Nassim Nicholas Taleb, the author, says: “The way people reveal, unconsciously, that an action is in their best interest, is by telling you it is in your best interest.” British eurosceptics are doing exactly this to Nick Clegg, the Liberal Democrat Deputy Prime Minister, and Ed Miliband, who leads the Labour opposition.

Both men are urged to match the Conservatives’ offer of a referendum on European Union (EU) membership after the next election — and to announce it as early as their party conferences this week and next. Both are told this gesture is not only right in principle, but certain to help them electorally. And both, for different reasons, will be fools to follow this apparently magnanimous counsel.
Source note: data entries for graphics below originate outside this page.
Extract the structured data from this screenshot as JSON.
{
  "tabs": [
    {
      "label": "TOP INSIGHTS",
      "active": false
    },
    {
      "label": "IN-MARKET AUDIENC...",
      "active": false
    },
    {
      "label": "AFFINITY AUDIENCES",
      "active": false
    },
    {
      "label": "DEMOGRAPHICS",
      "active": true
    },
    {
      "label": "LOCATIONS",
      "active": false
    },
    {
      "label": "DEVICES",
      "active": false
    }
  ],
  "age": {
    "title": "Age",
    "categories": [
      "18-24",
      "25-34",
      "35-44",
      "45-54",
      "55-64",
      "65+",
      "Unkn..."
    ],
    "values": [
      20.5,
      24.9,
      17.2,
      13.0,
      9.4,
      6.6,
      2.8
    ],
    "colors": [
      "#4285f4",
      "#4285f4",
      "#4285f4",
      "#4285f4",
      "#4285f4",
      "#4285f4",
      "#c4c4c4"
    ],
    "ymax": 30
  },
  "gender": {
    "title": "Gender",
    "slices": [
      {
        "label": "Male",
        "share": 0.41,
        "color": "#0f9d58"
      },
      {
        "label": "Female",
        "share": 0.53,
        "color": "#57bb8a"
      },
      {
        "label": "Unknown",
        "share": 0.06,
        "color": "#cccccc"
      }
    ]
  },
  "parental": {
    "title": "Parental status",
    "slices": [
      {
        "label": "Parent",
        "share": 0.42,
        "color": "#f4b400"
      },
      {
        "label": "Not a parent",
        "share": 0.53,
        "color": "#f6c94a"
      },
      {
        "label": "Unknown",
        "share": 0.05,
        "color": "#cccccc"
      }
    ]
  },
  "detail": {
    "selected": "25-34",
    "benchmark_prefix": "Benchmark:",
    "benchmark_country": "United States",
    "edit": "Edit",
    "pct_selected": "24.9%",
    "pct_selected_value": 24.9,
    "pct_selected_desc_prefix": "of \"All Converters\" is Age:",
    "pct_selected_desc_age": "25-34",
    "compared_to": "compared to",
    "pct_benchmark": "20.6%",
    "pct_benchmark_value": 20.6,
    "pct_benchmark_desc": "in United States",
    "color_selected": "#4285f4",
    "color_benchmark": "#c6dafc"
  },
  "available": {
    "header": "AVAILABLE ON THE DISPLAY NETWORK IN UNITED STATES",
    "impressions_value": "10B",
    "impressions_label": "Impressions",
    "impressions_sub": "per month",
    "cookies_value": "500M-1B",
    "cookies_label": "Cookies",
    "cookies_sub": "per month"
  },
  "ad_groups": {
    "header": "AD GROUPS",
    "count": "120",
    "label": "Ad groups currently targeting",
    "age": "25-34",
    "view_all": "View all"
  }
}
Withholding a referendum is risky, of course. It is a provocation to an electorate that has not had a direct say in the European question since 1975. It furnishes David Cameron, the Tory Prime Minister, with a unique selling point at the next election. And when the denial of choice comes from pro-European politicians in a eurosceptic country, it reeks of fear and hauteur. But a thorny position is worth holding if the alternative is even worse. For both men, it is.

As no party can be confident of outright victory in 2015, Clegg may again find himself haggling for a coalition with Cameron. In those negotiations, the Tories’ overriding demand will be Lib Dem acquiescence to their planned plebiscite. Now a quarter of a century into their eurosceptic monomania, Conservatives will not wear anything less. So Clegg can ask for almost anything he likes in return: A property tax, another go at electoral reform or a place for a Lib Dem minister atop one or more of the great offices of state. The moment he commits to a referendum before the election, he throws away the mightiest of bargaining chips.

For Miliband, who may actually be prime minister, there is even less reason to heed the eurosceptics. If he pledges a referendum for, say, 2017, the Tories’ preferred date, he will lose the first two years of his government to European arcana and the slog of the campaign. If Britons then vote to leave the EU against his advice — and an unpopular midterm prime minister is unlikely to sway sceptics — his premiership will be stone dead the day after. And all because of a fight he never really wanted to pick in the first place.

Eurosceptics are right to say there is nothing sacrosanct about the Tory schedule, which envisages two years of high diplomacy to loosen the terms of Britain’s EU membership before a popular vote on whether to stay in on the revised settlement.

However, the alternatives being touted are even worse for Miliband. Some want him to demand a straight in-out referendum before the next election, or just after. This will immediately make Cameron’s plan look wishy-washy in the eyes of his perpetually aggrieved and mutinous backbenchers. But as the referendum will be on the current terms on membership, which Britons do not much like, it will also improve the prospects of the out campaign. Any political game-playing can result in exactly the outcome Miliband wants to avoid: Brexit.

Although a referendum pledge is strategic folly for Clegg and Miliband, it is sometimes worth storing up trouble for a later date if the tactical gain is large enough. But there is no reason to believe it will be. Cameron’s referendum speech last January did nothing for him politically: His revival in the polls came with the economy’s own improvement months later. Even the bought goodwill of his MPs dissipated quickly; they rather predictably came back for more sops and assurances in May.

None of this is surprising. Ipsos Mori polls confirm that the electoral salience of the European issue has actually dwindled since the 1990s. It grips a minority of voters, many of whom will never contemplate supporting the Lib Dems or Labour anyway, and bores the rest. Conceding a referendum will not help either party decisively at the next election. Any benefit is likely to be marginal and indirect: They will not come across as snobs who think such a profound subject is beyond the masses’ ken, they will look less awkward and furtive when pressed on the subject by Cameron. These are useful things in an election campaign, but they are not worth the longer-term price. In any case, the more Clegg and Miliband seem to be only granting a referendum to help themselves, the less likely they are to achieve even that tawdry goal.

He does a dazzling job of pretending otherwise, but Cameron never wanted to commit to a referendum. It was extracted from him under duress by a party that has come to regard euroscepticism as its corporate mission. Clegg is under no such pressure. Neither, really, is Miliband — there are advocates of a referendum in his shadow cabinet, but none is zealous enough to force his hand.

The only good reason for either man to match Cameron’s offer is high principle. The EU is unrecognisable from 38 years ago and is about to mutate even more. It does not take a leering populist to think a referendum is overdue. The mistake is to believe it will be in either party’s political interests. That eurosceptics are telling them it is should be the clue.